The reprimand by Ashley Currier, the head of the Department of Women’s and Gender Studies at the University of Cincinnati, threatened Nipper with termination and required her to undertake training on the Campus Free Speech Policy. Her syllabi must now be submitted for approval at least two weeks before classes start. An impactful disciplinary action, no doubt, but one that safeguards the spirit of free speech.
In defense, Nipper filed an appeal, arguing that her “restriction on harmful speech” was crucial for maintaining a safe learning environment. She contended that Krolczyk’s topic was inappropriate as it allegedly targeted trans women as a source of oppression for cis women in sports.
The University’s Gender Equality Office intervened, having another professor grade Krolczyk’s assignment.

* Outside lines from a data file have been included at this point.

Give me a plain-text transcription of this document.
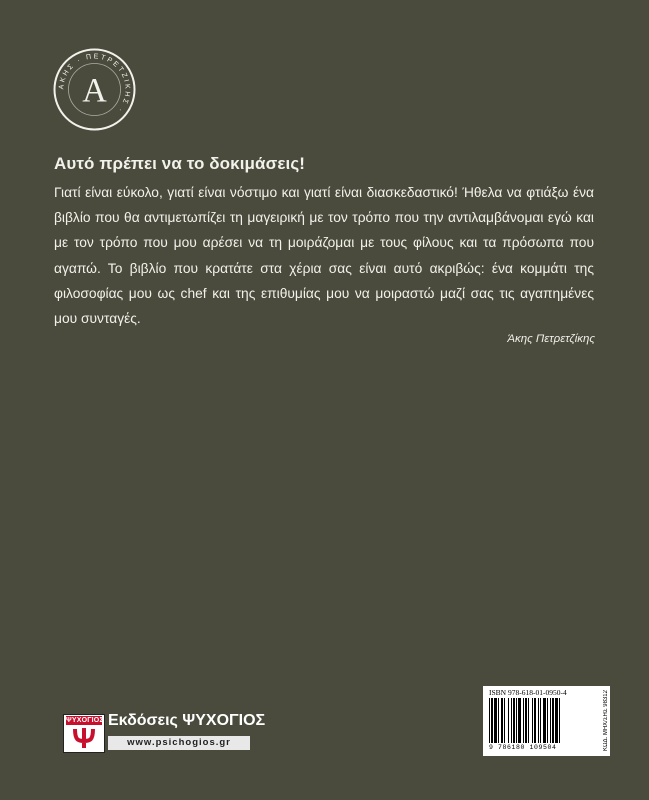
ΑΚΗΣ · ΠΕΤΡΕΤΖΙΚΗΣ ·
Α
Αυτό πρέπει να το δοκιμάσεις!

Γιατί είναι εύκολο, γιατί είναι νόστιμο και γιατί είναι διασκεδαστικό! Ήθελα να φτιάξω ένα βιβλίο που θα αντιμετωπίζει τη μαγειρική με τον τρόπο που την αντιλαμβάνομαι εγώ και με τον τρόπο που μου αρέσει να τη μοιράζομαι με τους φίλους και τα πρόσωπα που αγαπώ. Το βιβλίο που κρατάτε στα χέρια σας είναι αυτό ακριβώς: ένα κομμάτι της φιλοσοφίας μου ως chef και της επιθυμίας μου να μοιραστώ μαζί σας τις αγαπημένες μου συνταγές.

Άκης Πετρετζίκης

ΨΥΧΟΓΙΟΣ Εκδόσεις ΨΥΧΟΓΙΟΣ
www.psichogios.gr
ISBN 978-618-01-0950-4
9 786180 109504	ΚΩΔ. ΜΗΧ/ΣΗΣ 98312
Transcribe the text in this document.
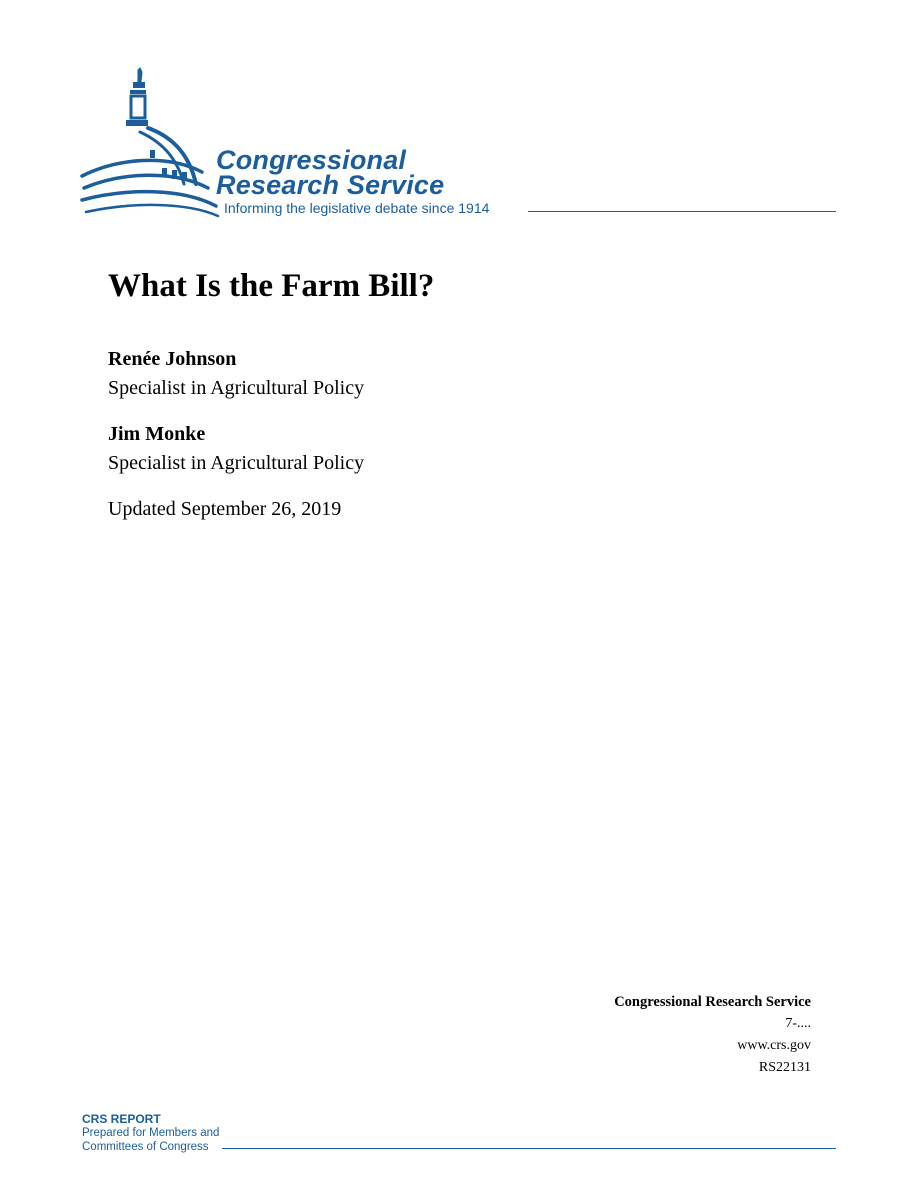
Congressional
Research Service
Informing the legislative debate since 1914
What Is the Farm Bill?
Renée Johnson
Specialist in Agricultural Policy
Jim Monke
Specialist in Agricultural Policy
Updated September 26, 2019
Congressional Research Service
7-....
www.crs.gov
RS22131
CRS REPORT
Prepared for Members and
Committees of Congress
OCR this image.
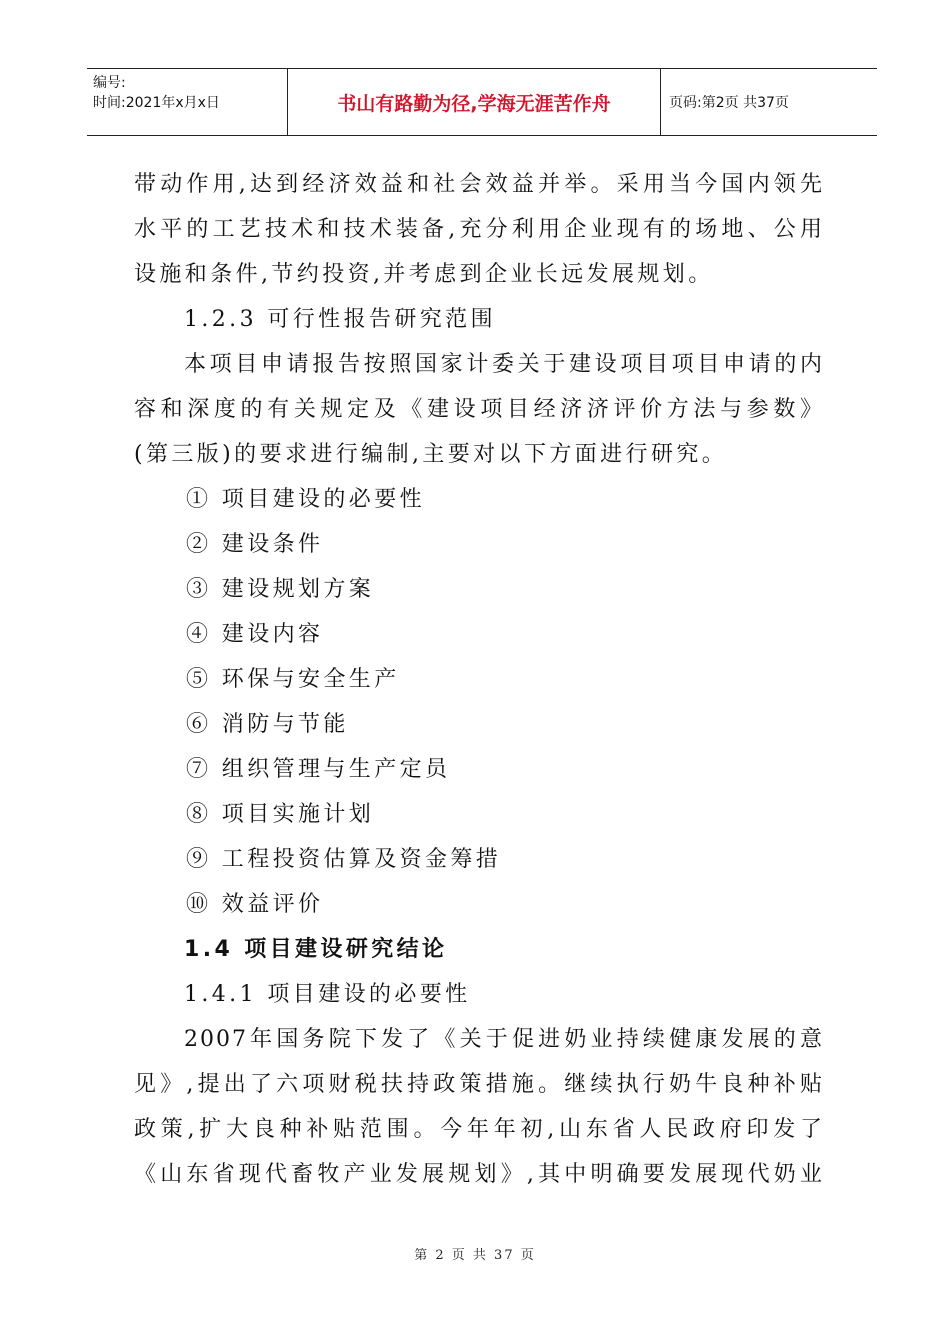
编号:
时间:2021年x月x日	书山有路勤为径,学海无涯苦作舟	页码:第2页 共37页
带动作用,达到经济效益和社会效益并举。采用当今国内领先
水平的工艺技术和技术装备,充分利用企业现有的场地、公用
设施和条件,节约投资,并考虑到企业长远发展规划。
1.2.3 可行性报告研究范围
本项目申请报告按照国家计委关于建设项目项目申请的内
容和深度的有关规定及《建设项目经济济评价方法与参数》
(第三版)的要求进行编制,主要对以下方面进行研究。
① 项目建设的必要性
② 建设条件
③ 建设规划方案
④ 建设内容
⑤ 环保与安全生产
⑥ 消防与节能
⑦ 组织管理与生产定员
⑧ 项目实施计划
⑨ 工程投资估算及资金筹措
⑩ 效益评价
1.4 项目建设研究结论
1.4.1 项目建设的必要性
2007年国务院下发了《关于促进奶业持续健康发展的意
见》,提出了六项财税扶持政策措施。继续执行奶牛良种补贴
政策,扩大良种补贴范围。今年年初,山东省人民政府印发了
《山东省现代畜牧产业发展规划》,其中明确要发展现代奶业
第 2 页 共 37 页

She finished Nipper’s class with an A, a well-earned triumph in light of her ordeal. This event resonates amid a broader discord between LGBT activists and free speech advocates. Oxford College recently warned students of expulsion for misusing gender pronouns. At the same time, the U.S. Supreme Court underscored free speech protections just last week in the 303 Creative v. Elenis case protecting a website designer’s right to refuse to participate in speech she finds objectionable.
Academic freedom and free speech must be protected in accommodating modern diversity and inclusion goals. This case reinforces the need for educators to navigate these waters with fairness and open-mindedness, especially when students express viewpoints that might not align with their own.